More of a clarification - in L737 the authors state that "Due to the sensitive nature of the dataset, which involves geographical location information, the full dataset is under review FOR NOW, and will be released in the camera-ready version". The dataset can have randomly shifted coordinates to avoid localization without effort, as a way to reduce the problem, and the coordinates given in the subset are already with respect to some local frame. The authors should clarify how they intend to release the final dataset.

审稿意见

评分: 6置信度: 32024-11-04

This paper proposes MapDR, a large-scale and diverse dataset designed for the extraction of driving rules from traffic signs and their association with vectorized, locally perceived maps. Within MapDR, two sub-tasks are defined: rule extraction from traffic signs and rule-lane correspondence reasoning, to align rules from traffic signs with their respective lanes. The paper also provides a baseline consisting of a vision-language encoder (VLE) and a map element encoder (MEE) to solve the two sub-tasks, respectively.

优点

The motivation of this paper is strong; with the progress of online map construction, matching traffic rules with maps remains an open research problem.
Decomposing the integration of traffic sign regulations with maps into two sub-tasks: rule extraction and correspondence reasoning, and formulating these as node set, edge set, and overall subgraph set predictions is well-justified.
The proposed baseline is effective; ablations demonstrate that each module benefits performance in covering the two sub-tasks.
The paper is well-written, with a clear flow from the motivation, to the definition of the task, the proposed dataset with its benchmark, and a corresponding solution. Examples or detailed descriptions are provided to illustrate the key points in the paper, enhancing the reader's understanding.

缺点

The main contribution of the proposed MapDR dataset over existing datasets, such as OpenlaneV2, is the formatted rules. However, the paper mentions the comparison on this point briefly.
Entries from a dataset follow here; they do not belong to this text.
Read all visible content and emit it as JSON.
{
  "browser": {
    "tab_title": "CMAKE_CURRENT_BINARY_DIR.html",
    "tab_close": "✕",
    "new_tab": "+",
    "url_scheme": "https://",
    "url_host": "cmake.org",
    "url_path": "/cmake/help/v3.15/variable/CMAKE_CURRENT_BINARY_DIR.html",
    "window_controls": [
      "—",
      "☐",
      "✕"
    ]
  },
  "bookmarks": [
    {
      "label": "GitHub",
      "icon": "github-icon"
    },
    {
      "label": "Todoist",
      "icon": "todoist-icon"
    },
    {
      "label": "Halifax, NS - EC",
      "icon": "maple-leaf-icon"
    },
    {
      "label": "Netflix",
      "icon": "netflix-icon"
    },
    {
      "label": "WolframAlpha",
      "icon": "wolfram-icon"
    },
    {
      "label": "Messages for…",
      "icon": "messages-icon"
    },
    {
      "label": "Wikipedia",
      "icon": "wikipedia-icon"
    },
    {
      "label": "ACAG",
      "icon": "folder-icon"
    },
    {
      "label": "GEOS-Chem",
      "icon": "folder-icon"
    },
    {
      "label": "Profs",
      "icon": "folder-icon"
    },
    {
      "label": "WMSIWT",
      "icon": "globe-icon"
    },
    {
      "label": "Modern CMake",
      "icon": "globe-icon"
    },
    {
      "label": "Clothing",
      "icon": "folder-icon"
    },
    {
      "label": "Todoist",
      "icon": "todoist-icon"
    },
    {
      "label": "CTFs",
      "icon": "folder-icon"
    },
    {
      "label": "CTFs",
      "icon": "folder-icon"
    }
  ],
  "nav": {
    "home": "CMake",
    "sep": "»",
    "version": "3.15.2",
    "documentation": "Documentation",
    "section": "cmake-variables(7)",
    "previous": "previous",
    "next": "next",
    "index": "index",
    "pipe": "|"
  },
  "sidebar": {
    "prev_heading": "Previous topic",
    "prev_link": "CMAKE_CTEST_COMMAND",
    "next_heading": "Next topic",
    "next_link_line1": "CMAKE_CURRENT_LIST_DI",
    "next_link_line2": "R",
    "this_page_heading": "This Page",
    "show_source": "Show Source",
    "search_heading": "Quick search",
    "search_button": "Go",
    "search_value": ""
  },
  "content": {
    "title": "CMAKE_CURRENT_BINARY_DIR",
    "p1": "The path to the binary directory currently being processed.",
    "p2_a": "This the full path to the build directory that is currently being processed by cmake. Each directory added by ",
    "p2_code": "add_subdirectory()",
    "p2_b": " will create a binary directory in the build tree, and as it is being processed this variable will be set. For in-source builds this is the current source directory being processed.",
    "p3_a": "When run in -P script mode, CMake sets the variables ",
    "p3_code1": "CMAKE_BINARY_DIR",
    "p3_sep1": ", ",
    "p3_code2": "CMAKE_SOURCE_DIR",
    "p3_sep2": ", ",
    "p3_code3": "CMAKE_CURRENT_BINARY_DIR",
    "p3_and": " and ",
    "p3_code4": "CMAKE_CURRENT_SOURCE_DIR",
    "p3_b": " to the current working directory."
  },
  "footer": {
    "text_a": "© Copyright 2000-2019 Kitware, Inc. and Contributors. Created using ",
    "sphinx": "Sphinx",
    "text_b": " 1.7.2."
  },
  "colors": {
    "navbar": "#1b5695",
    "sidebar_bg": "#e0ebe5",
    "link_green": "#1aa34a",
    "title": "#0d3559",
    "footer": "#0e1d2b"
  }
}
Please provide more discussion on why this contribution is significantly beneficial for autonomous driving.
The dataset lacks nighttime scenarios, which can significantly affect the visual effect. It would be beneficial to include more tidal flow lane scenarios because tidal flow lane rules are important for traffic compliance.

问题

Please address the weaknesses.

撤稿通知

2024-11-15

I have read and agree with the venue's withdrawal policy on behalf of myself and my co-authors.